Przegląd nowości

Spotkanie Poulenca z Wolf-Ferrarim w Opéra Royal de Liège

Opublikowano: czwartek, 04, luty 2016 06:55

Wystawienie w trakcie jednego przedstawienia dwóch jednoaktówek: I segreto di Susanna (Tajemnica Zuzanny) Ermanno Wolf-Ferrariego i La voix humaine (Ludzki głos) Francisa Poulenca jest przedsięwzięciem tyleż śmiałym, co interesującym.

Sekret,Liege 1

Ku dużej satysfakcji publiczności tego zadania podjęła się Opéra Royal de Wallonie, w koprodukcji z paryską Opéra Comique (gdzie rzeczony spektakl był już pokazany dwa lata temu) i Grand Théâtre de Luxembourg. Obie pozycje różnią się nie tyle treścią, bo akurat tu można się dopatrzyć pewnych zbieżności, co w zakresie języka muzycznego. Intermezzo Wolf-Ferrariego nawiązuje do tradycji osiemnastego wieku i zgodnie z nią miało być pokazane pomiędzy dwoma aktami opera seria tego kompozytora: I Gioielli della Madonna (Klejnoty Madonny), do czego zresztą ostatecznie nie doszło.

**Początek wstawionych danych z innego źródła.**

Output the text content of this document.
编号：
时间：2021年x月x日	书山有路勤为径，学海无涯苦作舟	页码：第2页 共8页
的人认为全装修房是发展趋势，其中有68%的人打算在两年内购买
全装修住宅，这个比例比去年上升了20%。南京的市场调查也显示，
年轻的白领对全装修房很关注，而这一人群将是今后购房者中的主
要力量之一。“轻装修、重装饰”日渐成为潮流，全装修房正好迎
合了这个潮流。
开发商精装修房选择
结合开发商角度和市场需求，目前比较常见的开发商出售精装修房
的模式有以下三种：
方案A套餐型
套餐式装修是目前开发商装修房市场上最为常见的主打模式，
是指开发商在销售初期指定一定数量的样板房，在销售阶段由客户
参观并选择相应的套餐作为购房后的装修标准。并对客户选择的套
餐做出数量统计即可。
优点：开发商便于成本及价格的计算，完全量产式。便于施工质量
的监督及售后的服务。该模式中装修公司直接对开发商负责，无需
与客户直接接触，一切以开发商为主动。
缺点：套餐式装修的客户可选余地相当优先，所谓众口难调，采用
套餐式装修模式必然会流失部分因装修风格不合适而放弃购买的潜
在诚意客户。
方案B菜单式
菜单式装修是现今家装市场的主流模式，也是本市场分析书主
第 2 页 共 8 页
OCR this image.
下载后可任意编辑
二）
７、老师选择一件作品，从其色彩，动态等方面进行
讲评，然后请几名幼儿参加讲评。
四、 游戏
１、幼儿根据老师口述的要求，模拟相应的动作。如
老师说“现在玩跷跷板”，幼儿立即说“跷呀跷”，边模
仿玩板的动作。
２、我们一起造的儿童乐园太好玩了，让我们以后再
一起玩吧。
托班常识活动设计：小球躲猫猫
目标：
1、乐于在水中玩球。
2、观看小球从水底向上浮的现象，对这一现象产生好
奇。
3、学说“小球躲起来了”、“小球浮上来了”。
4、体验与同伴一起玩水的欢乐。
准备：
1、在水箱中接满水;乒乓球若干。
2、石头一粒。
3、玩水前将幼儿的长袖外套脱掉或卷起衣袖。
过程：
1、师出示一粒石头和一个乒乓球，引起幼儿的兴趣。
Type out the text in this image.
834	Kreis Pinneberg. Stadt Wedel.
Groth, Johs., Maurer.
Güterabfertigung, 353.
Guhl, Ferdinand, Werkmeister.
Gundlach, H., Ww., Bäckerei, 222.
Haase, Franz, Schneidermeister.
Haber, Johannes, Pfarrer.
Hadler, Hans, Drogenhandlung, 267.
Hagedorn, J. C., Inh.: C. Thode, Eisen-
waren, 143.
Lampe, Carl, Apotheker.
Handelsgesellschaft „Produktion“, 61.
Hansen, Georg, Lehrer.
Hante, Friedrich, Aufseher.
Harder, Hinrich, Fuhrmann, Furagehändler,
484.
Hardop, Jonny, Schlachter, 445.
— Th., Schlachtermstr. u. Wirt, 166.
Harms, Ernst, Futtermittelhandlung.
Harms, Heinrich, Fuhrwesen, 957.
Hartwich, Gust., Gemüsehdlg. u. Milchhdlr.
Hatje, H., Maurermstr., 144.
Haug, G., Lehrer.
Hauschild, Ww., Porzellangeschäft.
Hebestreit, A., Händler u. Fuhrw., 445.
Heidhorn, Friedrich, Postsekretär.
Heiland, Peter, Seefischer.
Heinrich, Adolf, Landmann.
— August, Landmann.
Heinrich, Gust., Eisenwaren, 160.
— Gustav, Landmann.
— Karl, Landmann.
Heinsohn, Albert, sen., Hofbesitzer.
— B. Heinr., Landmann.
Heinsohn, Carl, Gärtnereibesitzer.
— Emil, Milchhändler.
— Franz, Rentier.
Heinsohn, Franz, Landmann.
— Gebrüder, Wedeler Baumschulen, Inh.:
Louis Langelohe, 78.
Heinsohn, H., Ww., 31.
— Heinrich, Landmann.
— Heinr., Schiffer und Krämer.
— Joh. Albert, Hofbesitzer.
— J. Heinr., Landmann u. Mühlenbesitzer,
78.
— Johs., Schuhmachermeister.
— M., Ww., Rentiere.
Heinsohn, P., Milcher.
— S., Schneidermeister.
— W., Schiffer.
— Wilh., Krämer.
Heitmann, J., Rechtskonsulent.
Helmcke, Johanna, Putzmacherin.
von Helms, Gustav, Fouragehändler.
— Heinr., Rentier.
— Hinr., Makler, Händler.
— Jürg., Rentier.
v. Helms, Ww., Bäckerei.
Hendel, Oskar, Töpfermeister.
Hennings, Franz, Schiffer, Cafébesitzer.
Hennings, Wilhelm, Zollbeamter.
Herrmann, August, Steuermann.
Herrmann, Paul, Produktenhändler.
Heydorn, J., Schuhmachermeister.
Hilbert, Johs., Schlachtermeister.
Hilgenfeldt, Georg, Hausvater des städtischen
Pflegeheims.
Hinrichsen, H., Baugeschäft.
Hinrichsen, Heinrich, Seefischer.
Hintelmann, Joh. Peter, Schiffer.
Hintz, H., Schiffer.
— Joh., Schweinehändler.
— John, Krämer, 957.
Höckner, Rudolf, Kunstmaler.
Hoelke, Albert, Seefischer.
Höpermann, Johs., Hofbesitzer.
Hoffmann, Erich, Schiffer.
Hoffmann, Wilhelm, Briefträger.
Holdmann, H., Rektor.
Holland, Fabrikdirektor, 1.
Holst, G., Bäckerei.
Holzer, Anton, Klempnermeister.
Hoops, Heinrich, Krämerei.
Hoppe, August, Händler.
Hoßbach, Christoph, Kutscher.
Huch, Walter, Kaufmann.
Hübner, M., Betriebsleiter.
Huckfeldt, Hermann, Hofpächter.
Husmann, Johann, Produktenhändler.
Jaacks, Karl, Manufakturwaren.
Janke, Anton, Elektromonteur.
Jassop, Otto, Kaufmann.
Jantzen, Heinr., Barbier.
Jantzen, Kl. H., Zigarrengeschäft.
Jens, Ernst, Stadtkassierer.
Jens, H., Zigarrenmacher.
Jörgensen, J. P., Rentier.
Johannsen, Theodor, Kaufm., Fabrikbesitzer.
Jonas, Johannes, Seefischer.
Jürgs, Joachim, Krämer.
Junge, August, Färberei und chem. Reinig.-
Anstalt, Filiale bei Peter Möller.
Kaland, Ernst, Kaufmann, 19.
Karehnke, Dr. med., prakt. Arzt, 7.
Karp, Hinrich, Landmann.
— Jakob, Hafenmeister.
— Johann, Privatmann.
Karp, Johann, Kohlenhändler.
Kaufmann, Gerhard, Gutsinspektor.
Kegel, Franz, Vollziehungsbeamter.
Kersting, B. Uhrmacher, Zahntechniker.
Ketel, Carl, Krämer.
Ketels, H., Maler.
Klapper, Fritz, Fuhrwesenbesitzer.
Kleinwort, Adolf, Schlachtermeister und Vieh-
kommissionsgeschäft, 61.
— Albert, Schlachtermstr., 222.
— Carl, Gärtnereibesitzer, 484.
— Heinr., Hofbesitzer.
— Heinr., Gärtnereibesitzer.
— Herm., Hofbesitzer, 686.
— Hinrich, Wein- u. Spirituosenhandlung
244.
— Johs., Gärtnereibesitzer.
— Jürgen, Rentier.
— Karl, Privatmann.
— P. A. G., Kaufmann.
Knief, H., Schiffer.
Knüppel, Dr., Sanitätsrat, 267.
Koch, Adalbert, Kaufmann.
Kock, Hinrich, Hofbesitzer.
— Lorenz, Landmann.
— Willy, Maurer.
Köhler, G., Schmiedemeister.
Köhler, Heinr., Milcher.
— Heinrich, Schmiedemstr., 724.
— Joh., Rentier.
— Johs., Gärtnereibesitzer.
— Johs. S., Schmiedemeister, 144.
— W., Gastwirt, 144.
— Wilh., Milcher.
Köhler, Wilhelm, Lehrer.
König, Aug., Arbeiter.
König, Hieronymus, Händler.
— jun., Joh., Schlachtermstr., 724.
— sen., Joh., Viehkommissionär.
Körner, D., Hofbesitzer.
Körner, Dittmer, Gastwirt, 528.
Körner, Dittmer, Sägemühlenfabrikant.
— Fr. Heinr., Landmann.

Opowiedziana w libretcie Enrico Golisciani historia sprowadza się w gruncie rzeczy do komicznego nieporozumienia pomiędzy hrabią Gilem i jego małżonką Zuzanną. Jej tytułowy sekret polega na tym, że w czasie nieobecności męża pali w towarzystwie lokaja (Bruno Danjoux) papierosy. Ich roznoszący się w mieszkaniu zapach budzi w powracającym z pracy małżonku podejrzenie, że kobieta podczas jego nieobecności zdradza go z jakimś nieznajomym.

Sekret,Liege 2

Wszelkie zaprzeczenia na nic się nie zdają, tym bardziej, że Zuzanna nie chce ujawnić źródła owego podejrzanego zapachu. Cała sytuacja doprowadza do gwałtownej kłótni, której świadkiem jest stale obecny na scenie niemy lokaj, i podjętej przez hrabiego próby przyłapania żony na gorącym uczynku. Kiedy wreszcie odkrywa on banalną prawdę, dochodzi do wzajemnych przeprosin i okraszonego czułościami pogodzenia.

Sekret,Liege 3

Ta wartko prowadzona akcja znajduje pełne wsparcie w zwróconym w stronę przeszłości języku muzycznym, opartym na prostych melodiach, jasno artykułowanych frazach i strukturze harmonicznej punktowanej kadencjami doskonałymi. Odnajdujemy tu też nawiązania do La serva padrona Pergolesiego (wzoru intermezza), mozartowskiego Wesela Figara (w którym inna Zuzanna jest również ofiarą wybuchów zazdrości innego Hrabiego) czy do zakończenia verdiowskiego Falstaffa (w zakresie muzyki i tekstu).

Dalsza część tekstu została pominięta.